Swiss Med Wkly. 2018 Sep 23;148:w14671. doi: 10.4414/smw.2018.14671. eCollection 2018 Sep 10.
The relevance of genetic and epigenetic alterations in the pathogenesis of inflammatory bowel disease (IBD) is still poorly understood. So far, 240 risk gene loci have been associated with IBD. They are mainly involved in regulating innate and adaptive immunity, as well as maintaining intestinal epithelial barrier function. However, the functional consequences of the identified genetic polymorphisms for IBD pathogenesis in vivo are often unknown. Even less is known about the role for epigenetic modifications in IBD pathogenesis. Though a number of epigenetic events seem to be causatively involved IBD pathogenesis, our knowledge about the functional relevance of those epigenetic modifications is scanty. This opens up a broad research field that generates novel insights into the pathophysiology of intestinal and chronic inflammatory disease. Patterns of DNA methylation and histone modifications might serve not only as biomarkers of disease activity or disease course, but also as new targets in therapeutic interventions in IBD patients.
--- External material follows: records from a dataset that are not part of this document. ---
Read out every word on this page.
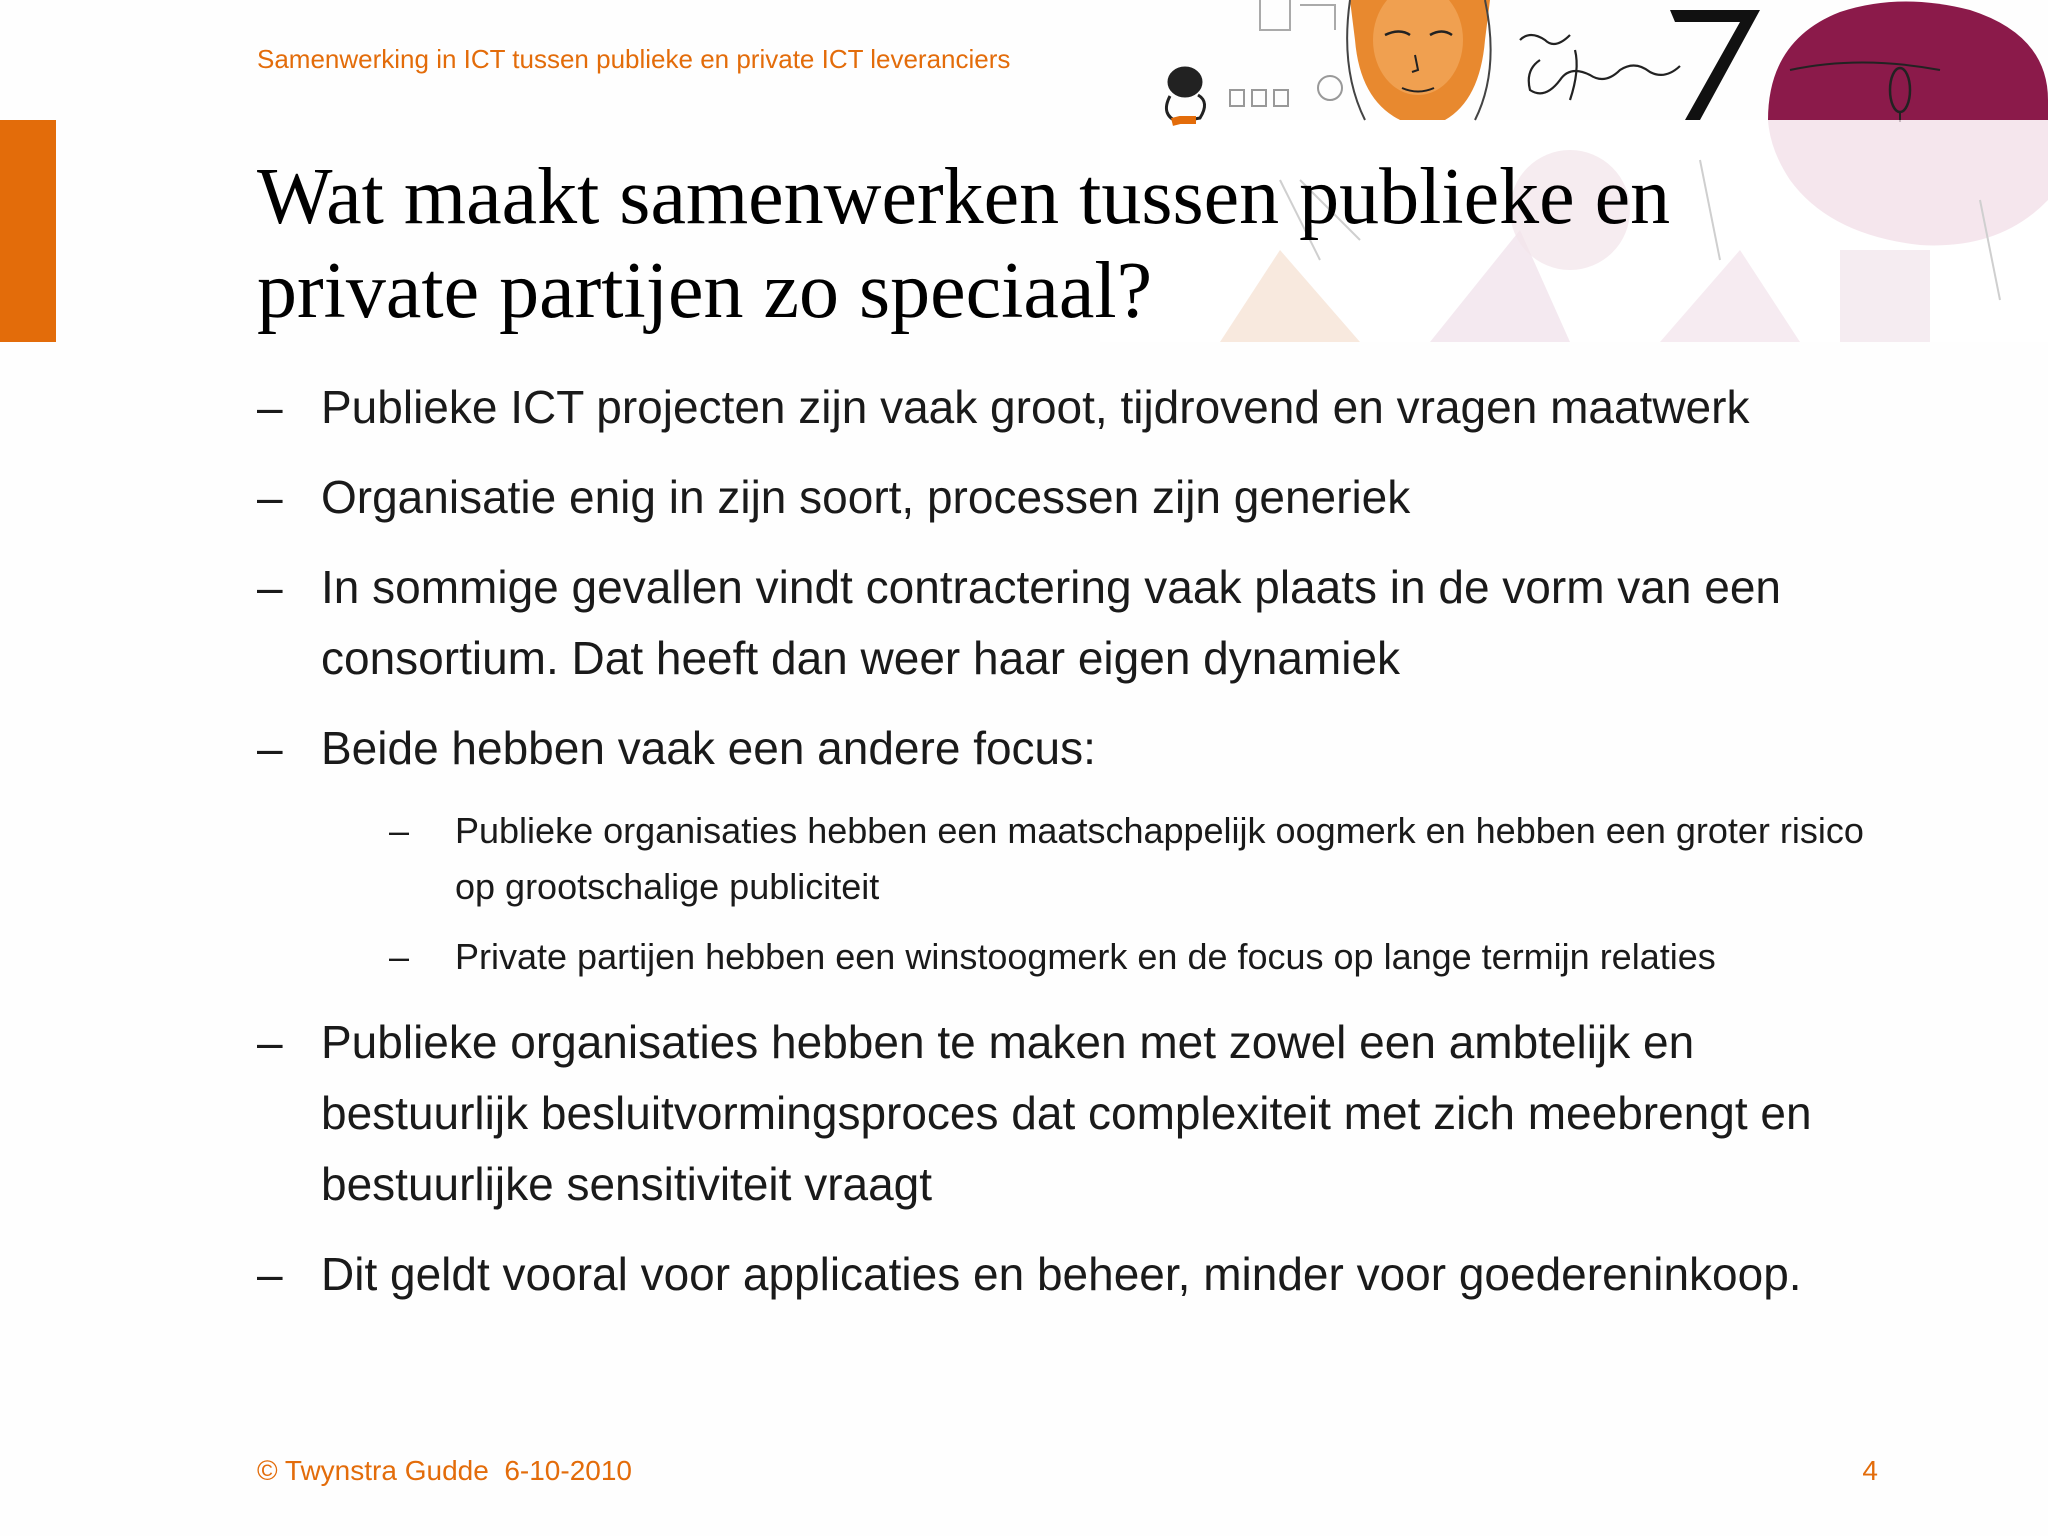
Samenwerking in ICT tussen publieke en private ICT leveranciers
Wat maakt samenwerken tussen publieke en
private partijen zo speciaal?
– Publieke ICT projecten zijn vaak groot, tijdrovend en vragen maatwerk
– Organisatie enig in zijn soort, processen zijn generiek
– In sommige gevallen vindt contractering vaak plaats in de vorm van een consortium. Dat heeft dan weer haar eigen dynamiek
– Beide hebben vaak een andere focus:
–	Publieke organisaties hebben een maatschappelijk oogmerk en hebben een groter risico op grootschalige publiciteit
–	Private partijen hebben een winstoogmerk en de focus op lange termijn relaties
– Publieke organisaties hebben te maken met zowel een ambtelijk en bestuurlijk besluitvormingsproces dat complexiteit met zich meebrengt en bestuurlijke sensitiviteit vraagt
– Dit geldt vooral voor applicaties en beheer, minder voor goedereninkoop.
© Twynstra Gudde  6-10-2010	4
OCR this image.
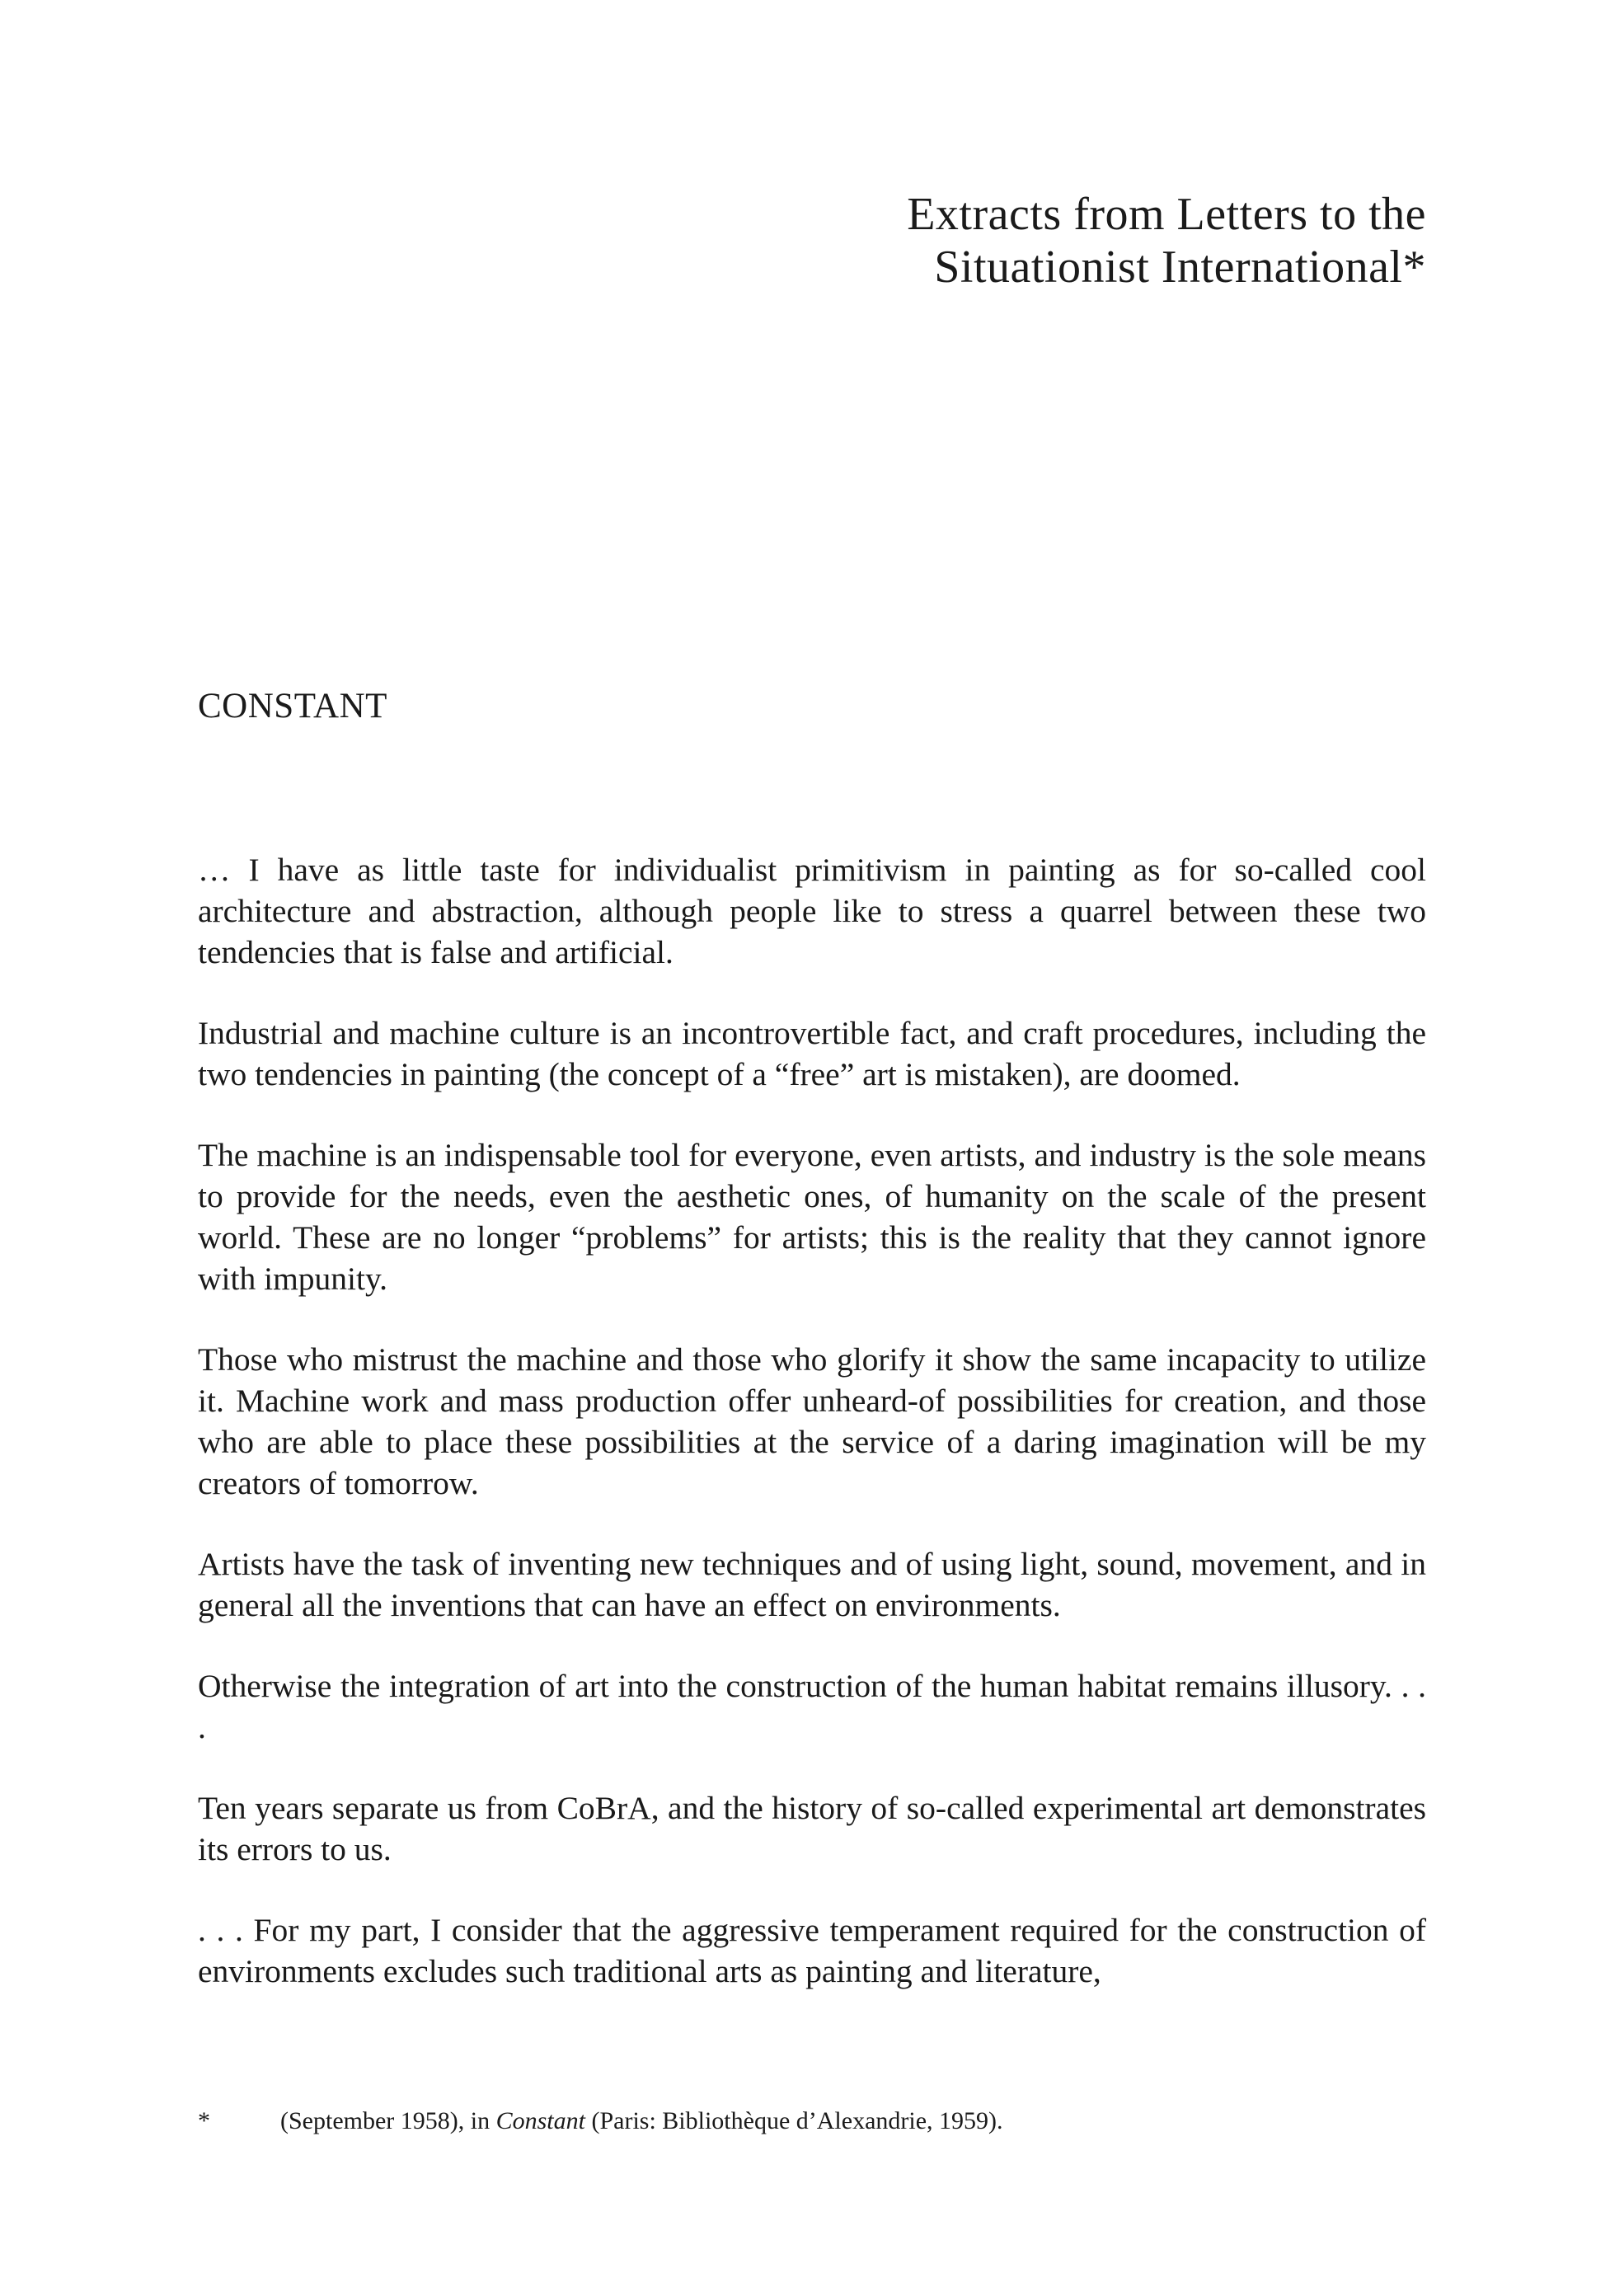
Extracts from Letters to the
Situationist International*
CONSTANT

… I have as little taste for individualist primitivism in painting as for so-called cool architecture and abstraction, although people like to stress a quarrel between these two tendencies that is false and artificial.

Industrial and machine culture is an incontrovertible fact, and craft procedures, including the two tendencies in painting (the concept of a “free” art is mistaken), are doomed.

The machine is an indispensable tool for everyone, even artists, and industry is the sole means to provide for the needs, even the aesthetic ones, of humanity on the scale of the present world. These are no longer “problems” for artists; this is the reality that they cannot ignore with impunity.

Those who mistrust the machine and those who glorify it show the same incapacity to utilize it. Machine work and mass production offer unheard-of possibilities for creation, and those who are able to place these possibilities at the service of a daring imagination will be my creators of tomorrow.

Artists have the task of inventing new techniques and of using light, sound, movement, and in general all the inventions that can have an effect on environments.

Otherwise the integration of art into the construction of the human habitat remains illusory. . . .

Ten years separate us from CoBrA, and the history of so-called experimental art demonstrates its errors to us.

. . . For my part, I consider that the aggressive temperament required for the construction of environments excludes such traditional arts as painting and literature,

*	(September 1958), in Constant (Paris: Bibliothèque d’Alexandrie, 1959).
遗传和表观遗传改变在炎症性肠病(IBD)发病机制中的相关性仍未得到充分理解。到目前为止,已有240个风险基因位点与IBD相关联。它们主要参与调节先天性和适应性免疫,以及维持肠道上皮屏障功能。然而,体内已鉴定出的基因多态性对IBD发病机制的功能影响往往尚不清楚。关于表观遗传修饰在IBD发病机制中的作用了解得更少。尽管一些表观遗传事件似乎与IBD发病机制有因果关系,但我们对这些表观遗传修饰的功能相关性的了解却很少。这开辟了一个广阔的研究领域,能为肠道和慢性炎症性疾病的病理生理学带来新的见解。DNA甲基化和组蛋白修饰模式不仅可能作为疾病活动或病程的生物标志物,还可能成为IBD患者治疗干预的新靶点。